You can not select more than 25 topics Topics must start with a letter or number, can include dashes ('-') and can be up to 35 characters long.
Paddle/paddle/framework/backward.md

5.2 KiB

Operator/expression 's Backward

Motivation

In Neural Network, most models are solved by the backpropagation algorithm(known as BP) at present. Technically, BP calculates the gradient of the loss function, then propagates it back through the networks following the chain rule. Hence we need a module that chains the gradient operators/expressions together to construct the backward pass. Every forward network needs a backward network to construct the full computation graph. The operator/expression's backward pass will be generated with respect to the forward pass.

Implementation

In this design doc, we exported only one API for generating the backward pass.

std::unique_ptr<OperatorBase> Backward(const OperatorBase& forwardOp,
    const std::unordered_set<std::string>& no_grad_vars);

The implementation behind it can be divided into two parts, Backward Operator Creating and Backward Operator Building.

Backward Operator Registry

A backward network is built up with several backward operators. Backward operators take forward operators' inputs, outputs, and output gradients and then calculate its input gradients.

forward operator backward operator
Operator::inputs_ Inputs Inputs, Outputs, OutputGradients
Operator::outputs_ Outputs InputGradients

In most cases, there is a one-to-one relation between the forward and backward operators. These relations are recorded by a global hash map(OpInfoMap). To follow the philosophy of minimum core and to make operators pluggable, the registry mechanism is introduced.

For example, we have mul_op, and we can register its information and corresponding backward operator by the following macro:

REGISTER_OP(mul, MulOp, MulOpMaker, mul_grad, MulOpGrad);

mul is the operator's type. MulOp and MulOpMaker are the operator class and the operator maker class respectively.

mul_grad is the type of backward operator, and MulOpGrad is its class name.

Backward Opeartor Creating

Given a certain forward operator, we can get its corresponding backward operator by calling:

OperatorBase* bwd_op = BuildGradOp(const OperatorBase* fwd_op);

The function BuildGradOp will sequentially execute following processes:

  1. Get the type_ of given forward operator, and then get the corresponding backward operator's type by looking up the OpInfoMap.

  2. Build two maps named inputs and outputs to temporarily store backward operator's inputs and outputs. Copy forward operator's inputs_ and outputs_ to map inputs, except these, are not necessary for gradient computing.

  3. Add forward inputs' gradient variables into map output, adding forward outputs' gradient variables into map input.

  4. Building backward operator with inputs, outputs and forward operator's attributes.

Backward Network Building

A backward network is a series of backward operators. The main idea of building a backward network is creating backward operators in the inverted sequence and appending them together one by one.

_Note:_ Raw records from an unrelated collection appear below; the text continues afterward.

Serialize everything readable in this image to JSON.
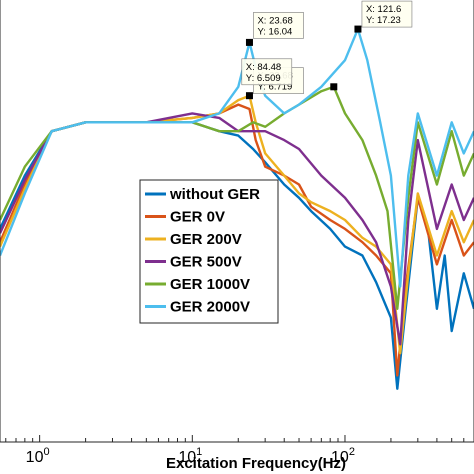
{
  "chart_data": {
    "type": "line",
    "xlabel": "Excitation Frequency(Hz)",
    "xscale": "log",
    "xlim": [
      0.55,
      700
    ],
    "ylim": [
      0,
      1
    ],
    "grid": false,
    "legend_position": "lower-center",
    "x_ticks": [
      {
        "base": "10",
        "exp": "0",
        "value": 1
      },
      {
        "base": "10",
        "exp": "1",
        "value": 10
      },
      {
        "base": "10",
        "exp": "2",
        "value": 100
      }
    ],
    "series": [
      {
        "name": "without GER",
        "color": "#0072BD",
        "points": [
          [
            0.55,
            0.48
          ],
          [
            0.8,
            0.6
          ],
          [
            1.2,
            0.7
          ],
          [
            2,
            0.72
          ],
          [
            5,
            0.72
          ],
          [
            10,
            0.72
          ],
          [
            15,
            0.7
          ],
          [
            20,
            0.69
          ],
          [
            25,
            0.66
          ],
          [
            30,
            0.63
          ],
          [
            40,
            0.58
          ],
          [
            50,
            0.55
          ],
          [
            60,
            0.52
          ],
          [
            80,
            0.48
          ],
          [
            100,
            0.44
          ],
          [
            130,
            0.42
          ],
          [
            160,
            0.36
          ],
          [
            200,
            0.28
          ],
          [
            220,
            0.12
          ],
          [
            250,
            0.3
          ],
          [
            300,
            0.55
          ],
          [
            350,
            0.48
          ],
          [
            400,
            0.3
          ],
          [
            450,
            0.42
          ],
          [
            500,
            0.25
          ],
          [
            600,
            0.38
          ],
          [
            700,
            0.3
          ]
        ]
      },
      {
        "name": "GER 0V",
        "color": "#D95319",
        "points": [
          [
            0.55,
            0.45
          ],
          [
            0.8,
            0.58
          ],
          [
            1.2,
            0.7
          ],
          [
            2,
            0.72
          ],
          [
            5,
            0.72
          ],
          [
            10,
            0.73
          ],
          [
            15,
            0.74
          ],
          [
            20,
            0.76
          ],
          [
            23.68,
            0.75
          ],
          [
            26,
            0.68
          ],
          [
            30,
            0.62
          ],
          [
            40,
            0.6
          ],
          [
            50,
            0.58
          ],
          [
            60,
            0.53
          ],
          [
            80,
            0.5
          ],
          [
            100,
            0.48
          ],
          [
            130,
            0.45
          ],
          [
            160,
            0.42
          ],
          [
            200,
            0.38
          ],
          [
            220,
            0.15
          ],
          [
            250,
            0.35
          ],
          [
            300,
            0.55
          ],
          [
            400,
            0.4
          ],
          [
            500,
            0.5
          ],
          [
            600,
            0.42
          ],
          [
            700,
            0.45
          ]
        ]
      },
      {
        "name": "GER 200V",
        "color": "#EDB120",
        "points": [
          [
            0.55,
            0.44
          ],
          [
            0.8,
            0.57
          ],
          [
            1.2,
            0.7
          ],
          [
            2,
            0.72
          ],
          [
            5,
            0.72
          ],
          [
            10,
            0.73
          ],
          [
            15,
            0.74
          ],
          [
            20,
            0.77
          ],
          [
            23.68,
            0.78
          ],
          [
            26,
            0.72
          ],
          [
            30,
            0.65
          ],
          [
            40,
            0.6
          ],
          [
            50,
            0.56
          ],
          [
            60,
            0.54
          ],
          [
            80,
            0.52
          ],
          [
            100,
            0.5
          ],
          [
            130,
            0.46
          ],
          [
            160,
            0.44
          ],
          [
            200,
            0.4
          ],
          [
            230,
            0.2
          ],
          [
            260,
            0.38
          ],
          [
            300,
            0.56
          ],
          [
            400,
            0.42
          ],
          [
            500,
            0.52
          ],
          [
            600,
            0.45
          ],
          [
            700,
            0.5
          ]
        ]
      },
      {
        "name": "GER 500V",
        "color": "#7E2F8E",
        "points": [
          [
            0.55,
            0.47
          ],
          [
            0.8,
            0.59
          ],
          [
            1.2,
            0.7
          ],
          [
            2,
            0.72
          ],
          [
            5,
            0.72
          ],
          [
            10,
            0.74
          ],
          [
            15,
            0.73
          ],
          [
            20,
            0.7
          ],
          [
            30,
            0.7
          ],
          [
            40,
            0.68
          ],
          [
            50,
            0.66
          ],
          [
            70,
            0.6
          ],
          [
            100,
            0.55
          ],
          [
            130,
            0.5
          ],
          [
            160,
            0.45
          ],
          [
            200,
            0.35
          ],
          [
            230,
            0.22
          ],
          [
            260,
            0.5
          ],
          [
            300,
            0.68
          ],
          [
            400,
            0.48
          ],
          [
            500,
            0.58
          ],
          [
            600,
            0.5
          ],
          [
            700,
            0.55
          ]
        ]
      },
      {
        "name": "GER 1000V",
        "color": "#77AC30",
        "points": [
          [
            0.55,
            0.5
          ],
          [
            0.8,
            0.62
          ],
          [
            1.2,
            0.7
          ],
          [
            2,
            0.72
          ],
          [
            5,
            0.72
          ],
          [
            10,
            0.72
          ],
          [
            15,
            0.7
          ],
          [
            20,
            0.7
          ],
          [
            25,
            0.72
          ],
          [
            30,
            0.71
          ],
          [
            40,
            0.74
          ],
          [
            50,
            0.76
          ],
          [
            70,
            0.79
          ],
          [
            84.48,
            0.8
          ],
          [
            100,
            0.74
          ],
          [
            130,
            0.68
          ],
          [
            160,
            0.6
          ],
          [
            190,
            0.52
          ],
          [
            220,
            0.3
          ],
          [
            260,
            0.55
          ],
          [
            300,
            0.72
          ],
          [
            400,
            0.58
          ],
          [
            500,
            0.7
          ],
          [
            600,
            0.6
          ],
          [
            700,
            0.65
          ]
        ]
      },
      {
        "name": "GER 2000V",
        "color": "#4DBEEE",
        "points": [
          [
            0.55,
            0.42
          ],
          [
            0.8,
            0.56
          ],
          [
            1.2,
            0.7
          ],
          [
            2,
            0.72
          ],
          [
            5,
            0.72
          ],
          [
            10,
            0.72
          ],
          [
            15,
            0.74
          ],
          [
            20,
            0.8
          ],
          [
            23.68,
            0.9
          ],
          [
            27,
            0.82
          ],
          [
            30,
            0.78
          ],
          [
            40,
            0.74
          ],
          [
            50,
            0.76
          ],
          [
            70,
            0.8
          ],
          [
            100,
            0.86
          ],
          [
            121.6,
            0.93
          ],
          [
            140,
            0.86
          ],
          [
            170,
            0.72
          ],
          [
            200,
            0.6
          ],
          [
            230,
            0.35
          ],
          [
            260,
            0.6
          ],
          [
            300,
            0.74
          ],
          [
            400,
            0.6
          ],
          [
            500,
            0.72
          ],
          [
            600,
            0.65
          ],
          [
            700,
            0.7
          ]
        ]
      }
    ],
    "annotations": [
      {
        "x": 23.68,
        "y": 0.9,
        "label_x": "X: 23.68",
        "label_y": "Y: 16.04"
      },
      {
        "x": 23.68,
        "y": 0.78,
        "label_x": "X: 23.68",
        "label_y": "Y: 6.719"
      },
      {
        "x": 84.48,
        "y": 0.8,
        "label_x": "X: 84.48",
        "label_y": "Y: 6.509"
      },
      {
        "x": 121.6,
        "y": 0.93,
        "label_x": "X: 121.6",
        "label_y": "Y: 17.23"
      }
    ]
  }
}
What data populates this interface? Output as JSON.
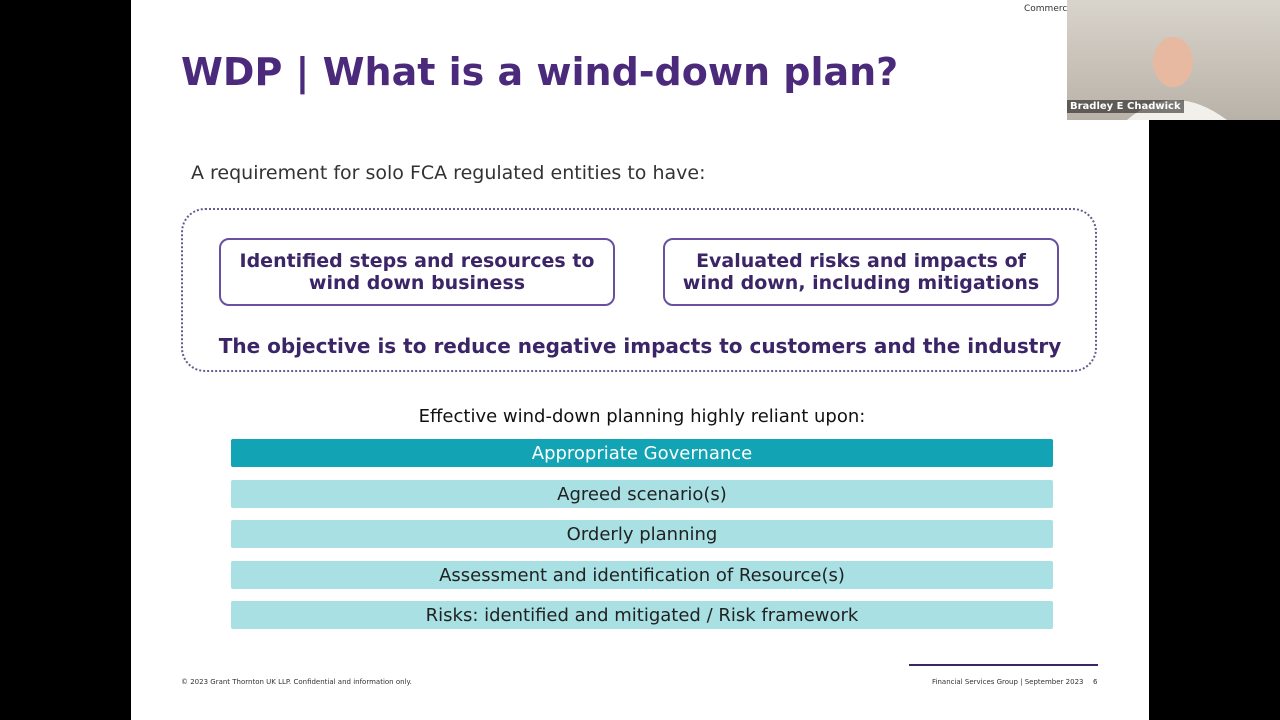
{
  "slide": {
    "title": "WDP | What is a wind-down plan?",
    "intro": "A requirement for solo FCA regulated entities to have:",
    "boxes": [
      "Identified steps and resources to wind down business",
      "Evaluated risks and impacts of wind down, including mitigations"
    ],
    "objective": "The objective is to reduce negative impacts to customers and the industry",
    "reliance_heading": "Effective wind-down planning highly reliant upon:",
    "items": [
      "Appropriate Governance",
      "Agreed scenario(s)",
      "Orderly planning",
      "Assessment and identification of Resource(s)",
      "Risks: identified and mitigated / Risk framework"
    ],
    "footer_left": "© 2023 Grant Thornton UK LLP. Confidential and information only.",
    "footer_right": "Financial Services Group | September 2023",
    "page_number": "6",
    "corner_label": "Commerc"
  },
  "video": {
    "participant": "Bradley E Chadwick"
  }
}
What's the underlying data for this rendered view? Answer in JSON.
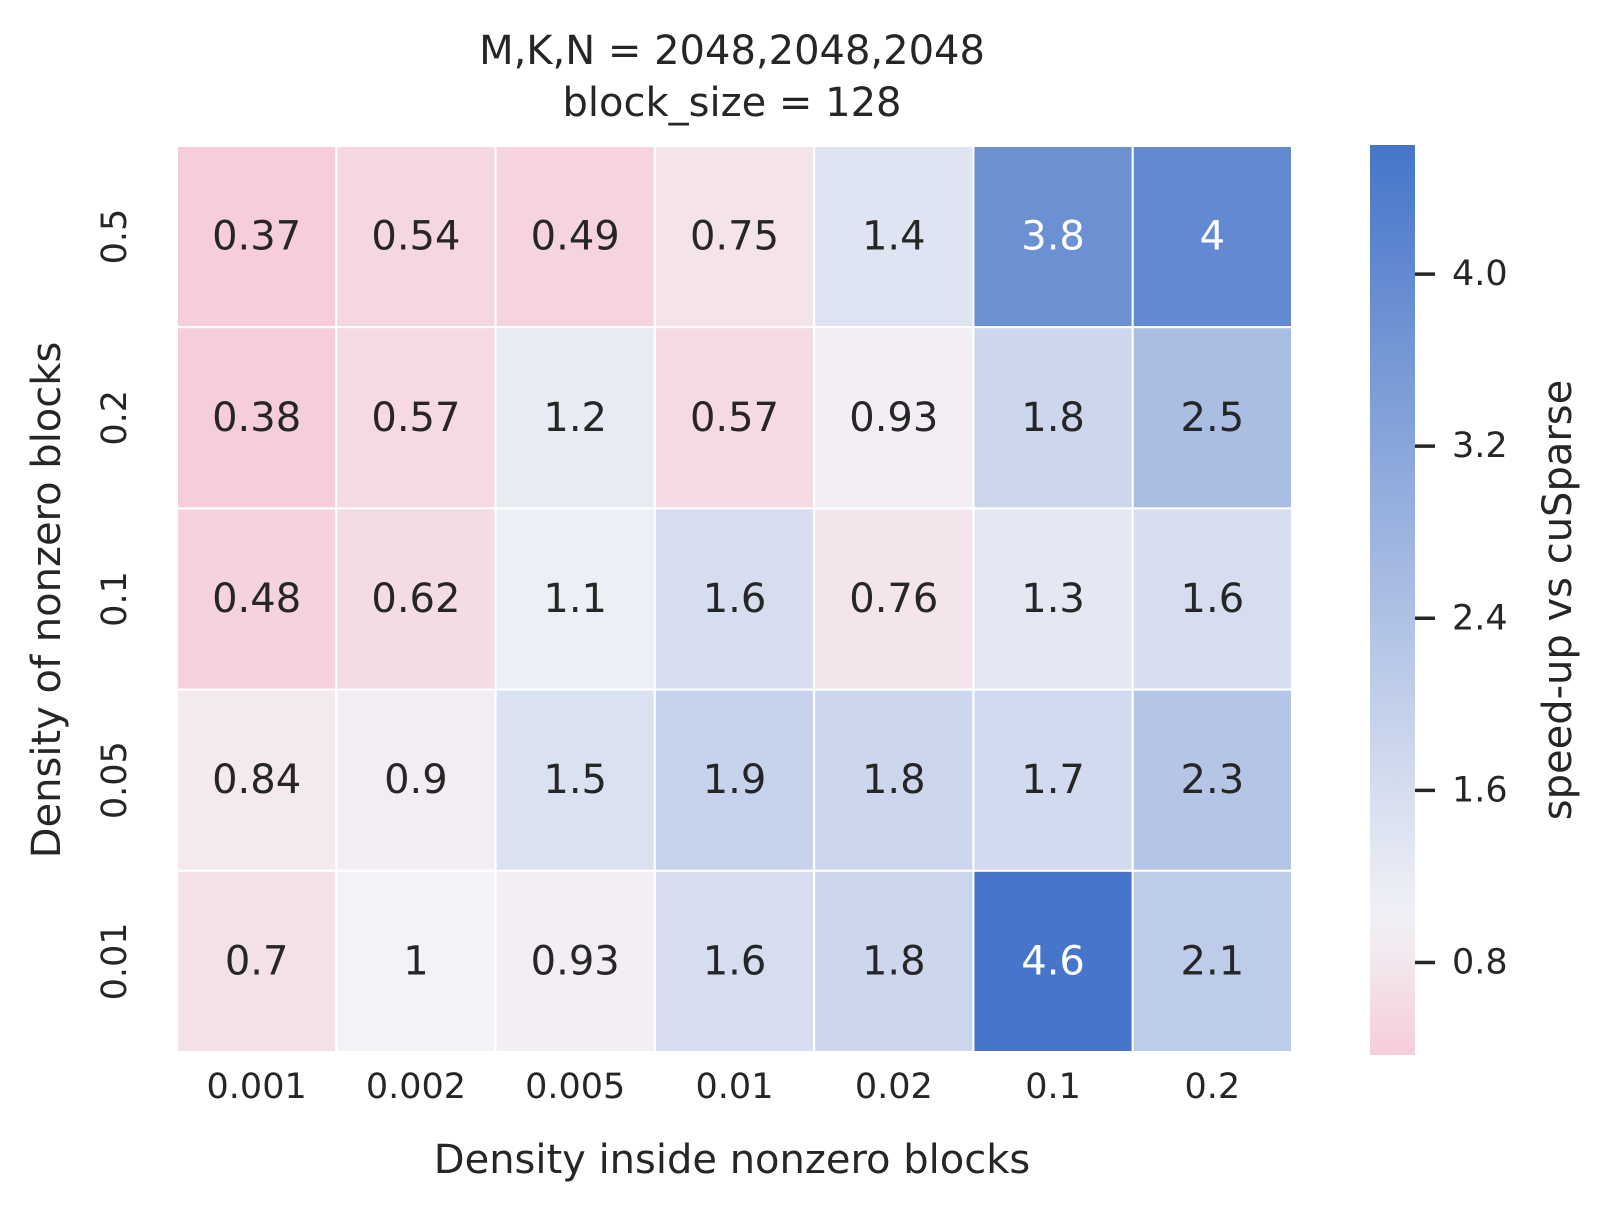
{
  "chart_data": {
    "type": "heatmap",
    "title": "M,K,N = 2048,2048,2048",
    "subtitle": "block_size = 128",
    "xlabel": "Density inside nonzero blocks",
    "ylabel": "Density of nonzero blocks",
    "x_categories": [
      "0.001",
      "0.002",
      "0.005",
      "0.01",
      "0.02",
      "0.1",
      "0.2"
    ],
    "y_categories": [
      "0.5",
      "0.2",
      "0.1",
      "0.05",
      "0.01"
    ],
    "values": [
      [
        0.37,
        0.54,
        0.49,
        0.75,
        1.4,
        3.8,
        4
      ],
      [
        0.38,
        0.57,
        1.2,
        0.57,
        0.93,
        1.8,
        2.5
      ],
      [
        0.48,
        0.62,
        1.1,
        1.6,
        0.76,
        1.3,
        1.6
      ],
      [
        0.84,
        0.9,
        1.5,
        1.9,
        1.8,
        1.7,
        2.3
      ],
      [
        0.7,
        1,
        0.93,
        1.6,
        1.8,
        4.6,
        2.1
      ]
    ],
    "cell_labels": [
      [
        "0.37",
        "0.54",
        "0.49",
        "0.75",
        "1.4",
        "3.8",
        "4"
      ],
      [
        "0.38",
        "0.57",
        "1.2",
        "0.57",
        "0.93",
        "1.8",
        "2.5"
      ],
      [
        "0.48",
        "0.62",
        "1.1",
        "1.6",
        "0.76",
        "1.3",
        "1.6"
      ],
      [
        "0.84",
        "0.9",
        "1.5",
        "1.9",
        "1.8",
        "1.7",
        "2.3"
      ],
      [
        "0.7",
        "1",
        "0.93",
        "1.6",
        "1.8",
        "4.6",
        "2.1"
      ]
    ],
    "colorbar": {
      "label": "speed-up vs cuSparse",
      "range": [
        0.37,
        4.6
      ],
      "center": 1,
      "ticks": [
        0.8,
        1.6,
        2.4,
        3.2,
        4.0
      ],
      "tick_labels": [
        "0.8",
        "1.6",
        "2.4",
        "3.2",
        "4.0"
      ],
      "low_color": "#f6cdd9",
      "mid_color": "#f2f2f7",
      "high_color": "#4675c9",
      "dark_text_color": "#262626",
      "light_text_color": "#ffffff"
    },
    "grid": false,
    "cell_border_color": "#ffffff"
  }
}
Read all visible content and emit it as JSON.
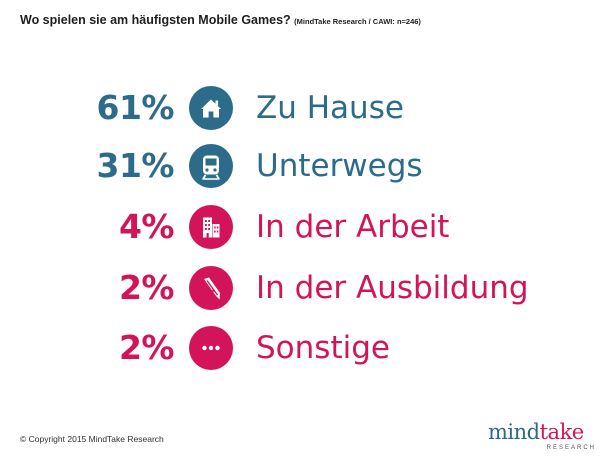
{
  "title": "Wo spielen sie am häufigsten Mobile Games?",
  "source": "(MindTake Research / CAWI: n=246)",
  "colors": {
    "blue": "#2c6b8a",
    "red": "#d4145a"
  },
  "chart_data": {
    "type": "table",
    "rows": [
      {
        "value": 61,
        "value_label": "61%",
        "label": "Zu Hause",
        "icon": "house-icon",
        "color": "#2c6b8a"
      },
      {
        "value": 31,
        "value_label": "31%",
        "label": "Unterwegs",
        "icon": "train-icon",
        "color": "#2c6b8a"
      },
      {
        "value": 4,
        "value_label": "4%",
        "label": "In der Arbeit",
        "icon": "office-buildings-icon",
        "color": "#d4145a"
      },
      {
        "value": 2,
        "value_label": "2%",
        "label": "In der Ausbildung",
        "icon": "fountain-pen-icon",
        "color": "#d4145a"
      },
      {
        "value": 2,
        "value_label": "2%",
        "label": "Sonstige",
        "icon": "ellipsis-icon",
        "color": "#d4145a"
      }
    ]
  },
  "footer": "© Copyright 2015 MindTake Research",
  "logo": {
    "main": "mindtake",
    "sub": "RESEARCH"
  }
}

There are some corner cases that need special processing.

  1. Op

    When the input forward network is an Op, return its gradient Operator immediately. If all of its outputs are in no gradient set, then return a special NOP.

  2. NetOp

    In our design, the network itself is also a kind of operator(NetOp). So the operators contained by a big network may be some small network. When the input forward network is a NetOp, it needs to call the sub NetOp/Operators backward function recursively. During the process, we need to collect the OutputGradients name according to the forward NetOp.

  3. RnnOp

    RnnOp is a nested stepnet operator. Backward module needs to recusively call Backward for every stepnet.

  4. Sharing Variables

    As illustrated in the figure 1 and figure 2, two operators share the same variable name W@GRAD, which will overwrite their shared input variable.


Figure 1. Sharing variables in operators.

Sharing variable between operators or same input variable used in multiple operators can lead to duplicate gradient variables. As illustrated in figure 2, we need to rename the gradient names recursively and add a generic add operator to prevent overwriting.


Figure 2. Replace sharing variable's gradient with Add operator.

Because the framework finds variables according to their names, we need to rename the output links. We add an integer suffix to represent its position in the clockwise direction.

  1. Part of the Gradient is Zero.

    In the whole graph, there is some case of that one operator's gradient is not needed, but its input's gradient is a dependency link of other operator, we need to fill a same shape gradient matrix in the position. In our implementation, we insert a special fillZeroLike operator.

Follow these rules above, then collect the sub graph OutputGradients/InputGradients as the NetOp's and return it.